An early attempt at restoration of Mission San Antonio was made beginning in 1903 when the California Historic Landmarks League, led by Congressman Joseph R. Knowland, chose San Antonio as its first project. Stormy weather and the 1906 earthquake undid some of the restoration.  The church was rebuilt in 1907, but the project was then abandoned.

When the second restoration effort began in 1948, the existing buildings had to be leveled to the ground.  Under the direction of Harry Downie and financed by the Hearst Foundation (William Randolph Hearst then owned all the land around the mission) and the Franciscan Order, a complete rebuilding of the church and quadrangle took place.  The restoration was aided by Salinan descendants of those who had helped to build the original mission, using some of the same techniques.

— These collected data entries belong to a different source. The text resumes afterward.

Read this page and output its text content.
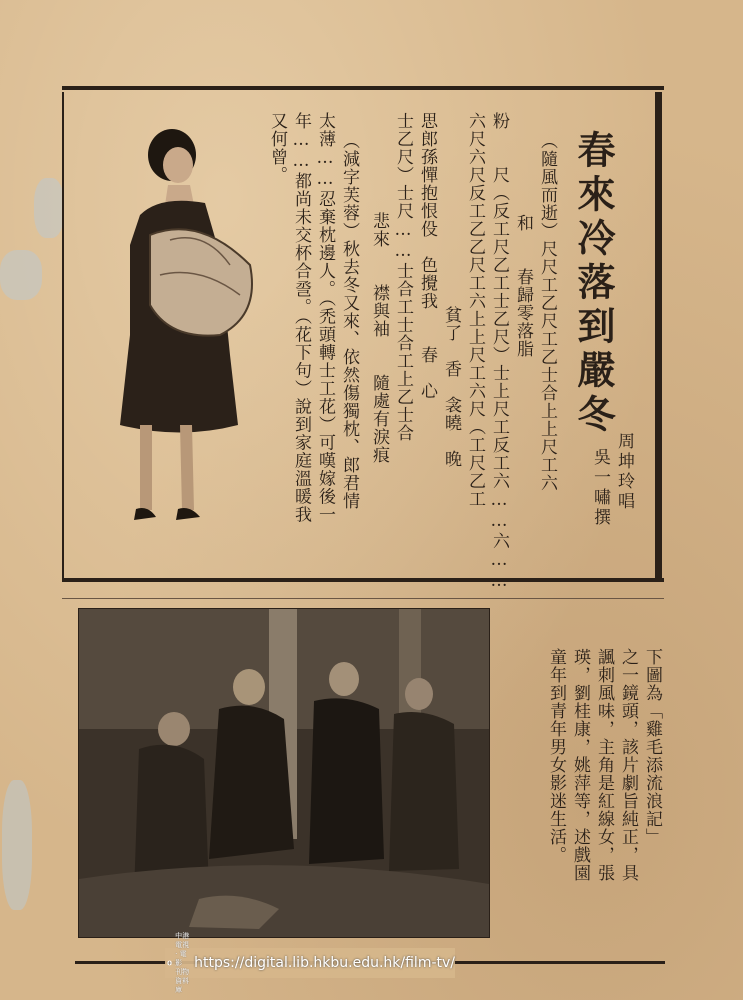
春來冷落到嚴冬
周坤玲唱
吳一嘯撰
（隨風而逝）尺尺工乙尺工乙士合上上尺工六
和　　春歸零落脂
粉　　尺（反工尺乙工士乙尺）士上尺工反工六……六……
六尺六尺反工乙乙尺工六上上尺工六尺（工尺乙工
　　貧了　香　衾曉　晚
思郎孫憚抱恨伇　色攪我　　春　心
士乙尺）士尺……士合工士合工上乙士合
悲來　　襟與袖　　隨處有淚痕
（減字芙蓉）秋去冬又來、依然傷獨枕、郎君情
太薄……忍棄枕邊人。（禿頭轉士工花）可嘆嫁後一
年……都尚未交杯合巹。（花下句）說到家庭溫暖我
又何曾。
下圖為「雞毛添流浪記」
之一鏡頭，該片劇旨純正，具
諷刺風味，主角是紅線女，張
瑛，劉桂康，姚萍等，述戲園
童年到青年男女影迷生活。
中港電視 · 電影
刊物資料庫
https://digital.lib.hkbu.edu.hk/film-tv/
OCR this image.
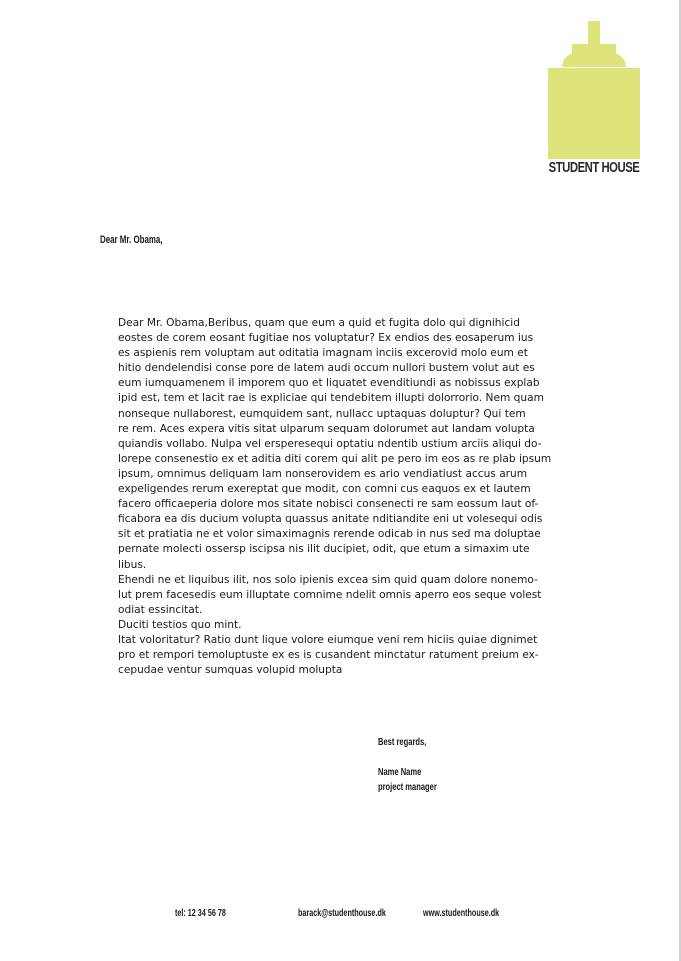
STUDENT HOUSE
Dear Mr. Obama,

Dear Mr. Obama,Beribus, quam que eum a quid et fugita dolo qui dignihicid

eostes de corem eosant fugitiae nos voluptatur? Ex endios des eosaperum ius

es aspienis rem voluptam aut oditatia imagnam inciis excerovid molo eum et

hitio dendelendisi conse pore de latem audi occum nullori bustem volut aut es

eum iumquamenem il imporem quo et liquatet evenditiundi as nobissus explab

ipid est, tem et lacit rae is expliciae qui tendebitem illupti dolorrorio. Nem quam

nonseque nullaborest, eumquidem sant, nullacc uptaquas doluptur? Qui tem

re rem. Aces expera vitis sitat ulparum sequam dolorumet aut landam volupta

quiandis vollabo. Nulpa vel ersperesequi optatiu ndentib ustium arciis aliqui do-

lorepe consenestio ex et aditia diti corem qui alit pe pero im eos as re plab ipsum

ipsum, omnimus deliquam lam nonserovidem es ario vendiatiust accus arum

expeligendes rerum exereptat que modit, con comni cus eaquos ex et lautem

facero officaeperia dolore mos sitate nobisci consenecti re sam eossum laut of-

ficabora ea dis ducium volupta quassus anitate nditiandite eni ut volesequi odis

sit et pratiatia ne et volor simaximagnis rerende odicab in nus sed ma doluptae

pernate molecti ossersp iscipsa nis ilit ducipiet, odit, que etum a simaxim ute

libus.

Ehendi ne et liquibus ilit, nos solo ipienis excea sim quid quam dolore nonemo-

lut prem facesedis eum illuptate comnime ndelit omnis aperro eos seque volest

odiat essincitat.

Duciti testios quo mint.

Itat voloritatur? Ratio dunt lique volore eiumque veni rem hiciis quiae dignimet

pro et rempori temoluptuste ex es is cusandent minctatur ratument preium ex-

cepudae ventur sumquas volupid molupta

Best regards,
Name Name
project manager
tel: 12 34 56 78	barack@studenthouse.dk	www.studenthouse.dk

New adobe bricks were made from the ruins of the old walls.

The restored padres' quarters houses a museum.  There is a model of a pottery and tile shop showing how the mission workers made the adobe bricks and tiles.  Part of the original reservoir and aqueduct are visible nearby.

Father Buenaventura Sitjar, who spent 37 years at Mission San Antonio, accomplished the task of putting the native Mutsun language into writing.  He left behind a grammar and dictionary that he had compiled.

Mission San Antonio is an active parish church, serving the people of the area.  Since 1948 the Franciscans have been in residence here.  Of all the California missions, this is the one whose surroundings are most like they were in the early days of the missions. The one remaining original mission bell, called Osquila, rings out over an isolated, rural setting, just as it did in 1821.